[The Freelands by John Galsworthy]@TWC D-Link book
The Freelands

CHAPTER III
8/13

The air was full of scent from wet leaves, alive with the song of birds thanking the sky.

Suddenly he felt her arm round his ribs; either it or they--which, he could not at the moment tell--seemed extraordinarily soft....
Between Felix and his young daughter, Nedda, there existed the only kind of love, except a mother's, which has much permanence--love based on mutual admiration.

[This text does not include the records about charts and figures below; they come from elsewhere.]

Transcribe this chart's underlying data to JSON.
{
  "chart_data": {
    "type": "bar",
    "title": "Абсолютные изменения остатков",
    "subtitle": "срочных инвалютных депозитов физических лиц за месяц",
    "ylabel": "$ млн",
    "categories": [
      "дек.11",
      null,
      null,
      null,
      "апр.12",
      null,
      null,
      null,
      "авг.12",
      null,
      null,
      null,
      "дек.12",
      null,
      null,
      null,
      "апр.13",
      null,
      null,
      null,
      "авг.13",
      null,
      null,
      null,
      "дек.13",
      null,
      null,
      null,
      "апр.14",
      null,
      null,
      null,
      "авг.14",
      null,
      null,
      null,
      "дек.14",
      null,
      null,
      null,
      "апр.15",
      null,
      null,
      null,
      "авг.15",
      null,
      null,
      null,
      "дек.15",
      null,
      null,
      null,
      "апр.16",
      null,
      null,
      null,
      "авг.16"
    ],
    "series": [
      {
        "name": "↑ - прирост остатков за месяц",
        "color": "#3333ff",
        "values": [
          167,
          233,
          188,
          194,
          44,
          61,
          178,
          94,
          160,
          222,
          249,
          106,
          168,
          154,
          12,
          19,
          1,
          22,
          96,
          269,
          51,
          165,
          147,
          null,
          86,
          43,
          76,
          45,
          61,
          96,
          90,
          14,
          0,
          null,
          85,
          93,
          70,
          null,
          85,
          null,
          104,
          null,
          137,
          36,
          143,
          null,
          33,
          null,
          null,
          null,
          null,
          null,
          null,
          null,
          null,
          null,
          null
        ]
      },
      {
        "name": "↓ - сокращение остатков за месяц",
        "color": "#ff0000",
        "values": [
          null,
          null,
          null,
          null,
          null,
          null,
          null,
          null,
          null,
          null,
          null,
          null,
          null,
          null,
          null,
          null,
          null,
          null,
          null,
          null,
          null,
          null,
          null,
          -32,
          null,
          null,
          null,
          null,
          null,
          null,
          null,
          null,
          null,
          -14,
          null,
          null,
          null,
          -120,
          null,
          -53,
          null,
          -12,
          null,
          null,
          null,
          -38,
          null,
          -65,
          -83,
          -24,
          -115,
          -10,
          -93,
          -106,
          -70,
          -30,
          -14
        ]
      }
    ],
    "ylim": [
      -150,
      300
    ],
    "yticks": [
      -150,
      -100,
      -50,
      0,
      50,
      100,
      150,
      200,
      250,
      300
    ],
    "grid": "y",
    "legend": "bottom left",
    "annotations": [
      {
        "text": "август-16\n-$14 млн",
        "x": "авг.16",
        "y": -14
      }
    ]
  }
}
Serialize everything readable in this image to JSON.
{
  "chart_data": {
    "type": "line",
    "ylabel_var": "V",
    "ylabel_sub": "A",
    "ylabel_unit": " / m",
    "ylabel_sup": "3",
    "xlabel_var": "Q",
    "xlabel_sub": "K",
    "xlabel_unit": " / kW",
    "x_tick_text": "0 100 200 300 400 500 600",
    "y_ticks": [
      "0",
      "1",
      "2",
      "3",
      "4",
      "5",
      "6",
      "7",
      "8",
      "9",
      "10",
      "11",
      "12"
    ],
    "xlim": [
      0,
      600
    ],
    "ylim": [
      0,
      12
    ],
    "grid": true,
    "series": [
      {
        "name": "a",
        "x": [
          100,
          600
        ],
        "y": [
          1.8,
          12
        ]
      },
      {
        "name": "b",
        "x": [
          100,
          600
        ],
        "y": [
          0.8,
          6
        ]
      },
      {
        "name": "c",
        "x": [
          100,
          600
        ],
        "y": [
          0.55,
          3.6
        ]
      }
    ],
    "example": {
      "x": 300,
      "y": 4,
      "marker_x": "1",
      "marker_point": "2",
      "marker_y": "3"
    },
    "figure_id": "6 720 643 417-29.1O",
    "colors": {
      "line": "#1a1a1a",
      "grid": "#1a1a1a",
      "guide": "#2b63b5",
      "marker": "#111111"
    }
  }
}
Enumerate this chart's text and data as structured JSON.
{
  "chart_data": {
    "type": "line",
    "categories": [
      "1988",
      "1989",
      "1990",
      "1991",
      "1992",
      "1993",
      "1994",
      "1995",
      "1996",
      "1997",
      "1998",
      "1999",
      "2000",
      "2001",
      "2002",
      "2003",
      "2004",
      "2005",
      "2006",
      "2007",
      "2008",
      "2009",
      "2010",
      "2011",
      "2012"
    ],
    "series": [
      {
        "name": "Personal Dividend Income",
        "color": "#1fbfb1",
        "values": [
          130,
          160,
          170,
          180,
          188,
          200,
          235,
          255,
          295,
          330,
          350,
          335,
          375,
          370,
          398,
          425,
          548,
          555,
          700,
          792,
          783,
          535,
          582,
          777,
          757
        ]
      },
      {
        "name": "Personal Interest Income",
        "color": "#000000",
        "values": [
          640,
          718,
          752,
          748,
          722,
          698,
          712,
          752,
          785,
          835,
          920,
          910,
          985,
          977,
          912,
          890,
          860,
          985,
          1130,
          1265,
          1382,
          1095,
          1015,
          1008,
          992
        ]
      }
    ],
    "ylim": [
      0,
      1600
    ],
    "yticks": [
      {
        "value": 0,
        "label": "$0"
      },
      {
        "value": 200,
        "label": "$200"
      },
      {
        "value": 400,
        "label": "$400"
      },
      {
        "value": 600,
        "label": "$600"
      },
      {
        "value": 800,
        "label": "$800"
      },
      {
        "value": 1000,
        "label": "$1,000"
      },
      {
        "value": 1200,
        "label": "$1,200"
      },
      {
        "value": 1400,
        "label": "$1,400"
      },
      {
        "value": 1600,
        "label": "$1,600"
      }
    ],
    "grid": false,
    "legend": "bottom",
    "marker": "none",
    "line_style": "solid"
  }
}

Though why Nedda, with her starry innocence, should admire him, Felix could never understand, not realizing that she read his books, and even analyzed them for herself in the diary which she kept religiously, writing it when she ought to have been asleep.

He had therefore no knowledge of the way his written thoughts stimulated the ceaseless questioning that was always going on within her; the thirst to know why this was and that was not.

Why, for instance, her heart ached so some days and felt light and eager other days?
Why, when people wrote and talked of God, they seemed to know what He was, and she never did?
Why people had to suffer; and the world be black to so many millions?
Why one could not love more than one man at a time?
Why--a thousand things?
Felix's books supplied no answers to these questions, but they were comforting; for her real need as yet was not for answers, but ever for more questions, as a young bird's need is for opening its beak without quite knowing what is coming out or going in.